Chinese economic growth yet again managed to come in around expectations for the December quarter of 2015, just as it has done for last five quarters.
At 6.8%, the annualised quarterly growth rate was right on expectations. The annual growth rate, at 6.9%, was also close to the 7% level targeted by the government.
Its stability — and accuracy — would put Swiss watchmakers to shame.
While to many the unerring accuracy points to the data being flimsy – a case of the government simply starting with the final GDP figure and working back – the internals of the report suggest that China’s new growth engine – services and consumption – continued to perform strongly, managing to offset a slowdown in heavy industry, investment and trade, the areas that once powered China’s economy.
According to the NBS, the nation’s tertiary industry – largely encompassing services – accounted for 50.5% of GDP in 2015, an acceleration of 2.4 percentage points on a year earlier and some 10.0 percentage points above secondary industries, the sector that up until recently was the largest component of China’s economy.
This means the services-heavy tertiary sector is now more than half of the economy.
There was also strong data on the other great hope for China’s economic rebalancing – consumption.
Over the year, total retail sales of consumer goods hit 30,093.1 billion yuan according to the government, a nominal annual increase of 10.7%. After adjusting for price movements, that equates to an annual growth rate of 10.6%.
Sales in urban areas surged by 10.5%, outpaced by an even faster acceleration in rural areas of 11.7%.

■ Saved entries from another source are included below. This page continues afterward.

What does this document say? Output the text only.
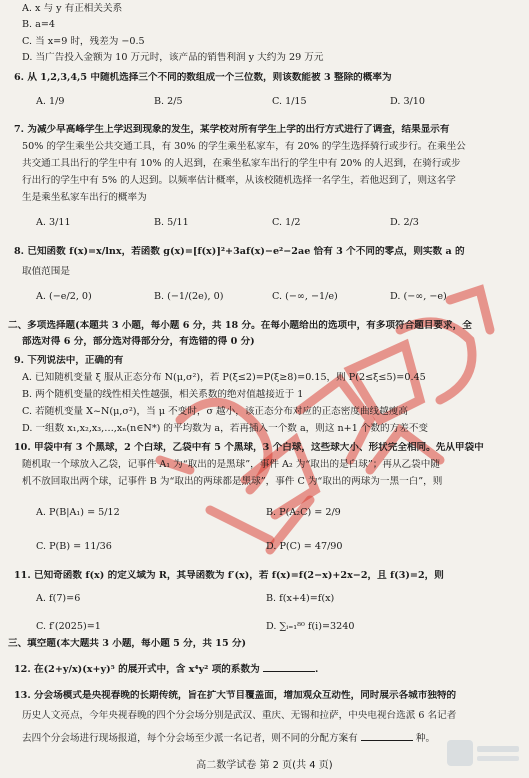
A. x 与 y 有正相关关系
B. a=4
C. 当 x=9 时，残差为 −0.5
D. 当广告投入金额为 10 万元时，该产品的销售利润 y 大约为 29 万元
6. 从 1,2,3,4,5 中随机选择三个不同的数组成一个三位数，则该数能被 3 整除的概率为
A. 1/9	B. 2/5	C. 1/15	D. 3/10
7. 为减少早高峰学生上学迟到现象的发生，某学校对所有学生上学的出行方式进行了调查，结果显示有
50% 的学生乘坐公共交通工具，有 30% 的学生乘坐私家车，有 20% 的学生选择骑行或步行。在乘坐公
共交通工具出行的学生中有 10% 的人迟到，在乘坐私家车出行的学生中有 20% 的人迟到，在骑行或步
行出行的学生中有 5% 的人迟到。以频率估计概率，从该校随机选择一名学生，若他迟到了，则这名学
生是乘坐私家车出行的概率为
A. 3/11	B. 5/11	C. 1/2	D. 2/3
8. 已知函数 f(x)=x/lnx，若函数 g(x)=[f(x)]²+3af(x)−e²−2ae 恰有 3 个不同的零点，则实数 a 的
取值范围是
A. (−e/2, 0)	B. (−1/(2e), 0)	C. (−∞, −1/e)	D. (−∞, −e)
二、多项选择题(本题共 3 小题，每小题 6 分，共 18 分。在每小题给出的选项中，有多项符合题目要求，全
部选对得 6 分，部分选对得部分分，有选错的得 0 分)
9. 下列说法中，正确的有
A. 已知随机变量 ξ 服从正态分布 N(μ,σ²)，若 P(ξ≤2)=P(ξ≥8)=0.15，则 P(2≤ξ≤5)=0.45
B. 两个随机变量的线性相关性越强，相关系数的绝对值越接近于 1
C. 若随机变量 X~N(μ,σ²)，当 μ 不变时，σ 越小，该正态分布对应的正态密度曲线越瘦高
D. 一组数 x₁,x₂,x₃,…,xₙ(n∈N*) 的平均数为 a，若再插入一个数 a，则这 n+1 个数的方差不变
10. 甲袋中有 3 个黑球，2 个白球，乙袋中有 5 个黑球，3 个白球，这些球大小、形状完全相同。先从甲袋中
随机取一个球放入乙袋，记事件 A₁ 为“取出的是黑球”，事件 A₂ 为“取出的是白球”；再从乙袋中随
机不放回取出两个球，记事件 B 为“取出的两球都是黑球”，事件 C 为“取出的两球为一黑一白”，则
A. P(B|A₁) = 5/12	B. P(A₂C) = 2/9
C. P(B) = 11/36	D. P(C) = 47/90
11. 已知奇函数 f(x) 的定义域为 R，其导函数为 f′(x)，若 f(x)=f(2−x)+2x−2，且 f(3)=2，则
A. f(7)=6	B. f(x+4)=f(x)
C. f′(2025)=1	D. ∑ᵢ₌₁⁸⁰ f(i)=3240
三、填空题(本大题共 3 小题，每小题 5 分，共 15 分)
12. 在(2+y/x)(x+y)⁵ 的展开式中，含 x⁴y² 项的系数为	.
13. 分会场模式是央视春晚的长期传统，旨在扩大节目覆盖面，增加观众互动性，同时展示各城市独特的
历史人文亮点，今年央视春晚的四个分会场分别是武汉、重庆、无锡和拉萨，中央电视台选派 6 名记者
去四个分会场进行现场报道，每个分会场至少派一名记者，则不同的分配方案有	种。
高二数学试卷 第 2 页(共 4 页)
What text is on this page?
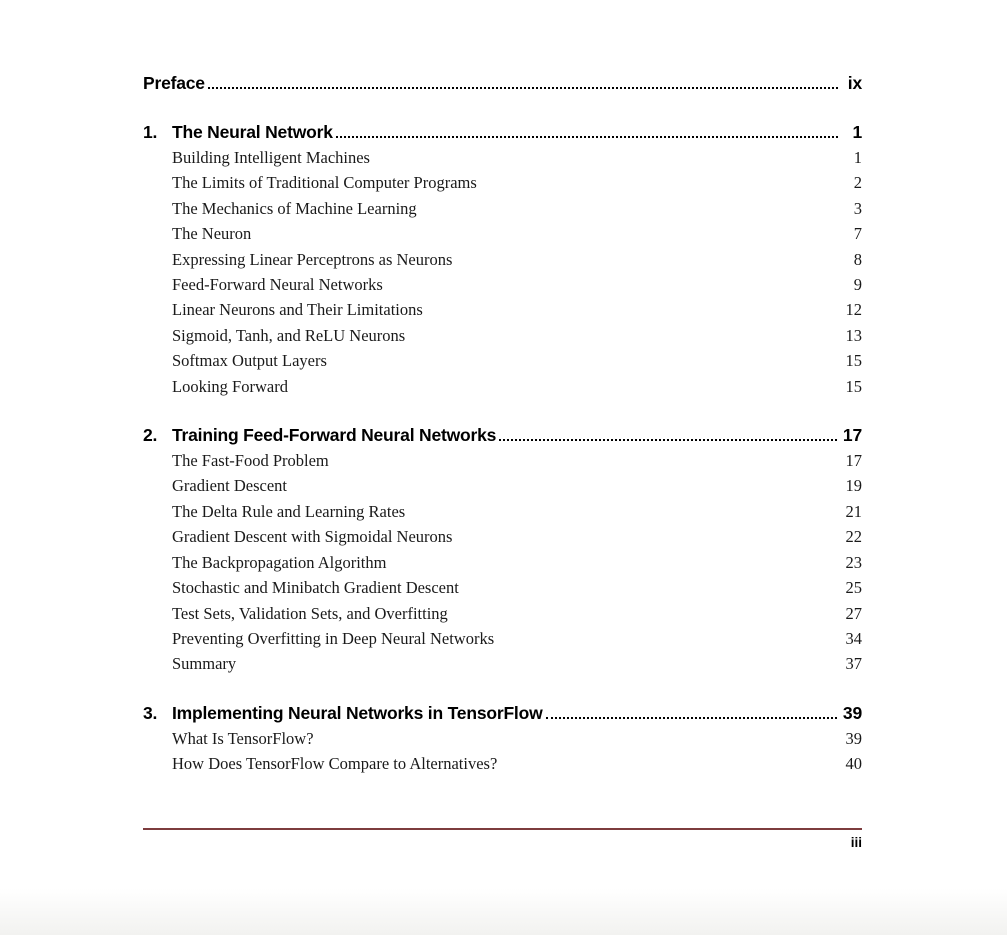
Preface	ix
1. The Neural Network	1
Building Intelligent Machines	1
The Limits of Traditional Computer Programs	2
The Mechanics of Machine Learning	3
The Neuron	7
Expressing Linear Perceptrons as Neurons	8
Feed-Forward Neural Networks	9
Linear Neurons and Their Limitations	12
Sigmoid, Tanh, and ReLU Neurons	13
Softmax Output Layers	15
Looking Forward	15
2. Training Feed-Forward Neural Networks	17
The Fast-Food Problem	17
Gradient Descent	19
The Delta Rule and Learning Rates	21
Gradient Descent with Sigmoidal Neurons	22
The Backpropagation Algorithm	23
Stochastic and Minibatch Gradient Descent	25
Test Sets, Validation Sets, and Overfitting	27
Preventing Overfitting in Deep Neural Networks	34
Summary	37
3. Implementing Neural Networks in TensorFlow	39
What Is TensorFlow?	39
How Does TensorFlow Compare to Alternatives?	40
iii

Demonstrating the growing clout of online consumers, the NBS reported that online retail sales grew to 3,877.3 billion yuan, an increase of 33.3% on 2014. Sales of non-physical goods – essentially service – grew even faster, jumping by 42.4%.
These are mammoth changes in anyone’s language, and ones that are likely to prove highly-lucrative to firms that manage to crack the market.
Helping to drive the uplift in consumer spending was continued growth in household incomes.
The NBS noted that the national per capita disposable income of residents was 21,966 yuan in 2015, representing nominal growth of 8.9% or a real increase of 7.4% after factoring price movements.
In real terms, per capita disposable incomes of urban households grew by 6.6% to 31,195 yuan, outpaced by rural residents whose disposable incomes grew by 7.5% to 11,422 yuan.
As evidence of the growing size of China’s middle class, the median national disposal income was 19,281 yuan, up 9.7% year-on-year in nominal terms.
Although tiny in comparison to those in advanced economies – an average disposable income of US$3,340 wouldn’t get you far in a city such as London, New York, Tokyo or Sydney – the growth seen last year, following similar increases in recent years, will see consumption balloon even further should the economy continue to evolve as policymakers currently predict.
However, that opportunity is also perceived to be a threat among many in financial markets. A threat that with China’s industrial and investment sectors already weakening, an unexpected economic mishap, derailing activity in the services sector, could lead to a so-called “hard landing” for the Chinese economy in the years ahead.
While markets continue to grapple with than conundrum – something that looks certain to persist for many years to come – on the backward-looking data received today, China’s economic rebalancing looks solid, at the very least, for now.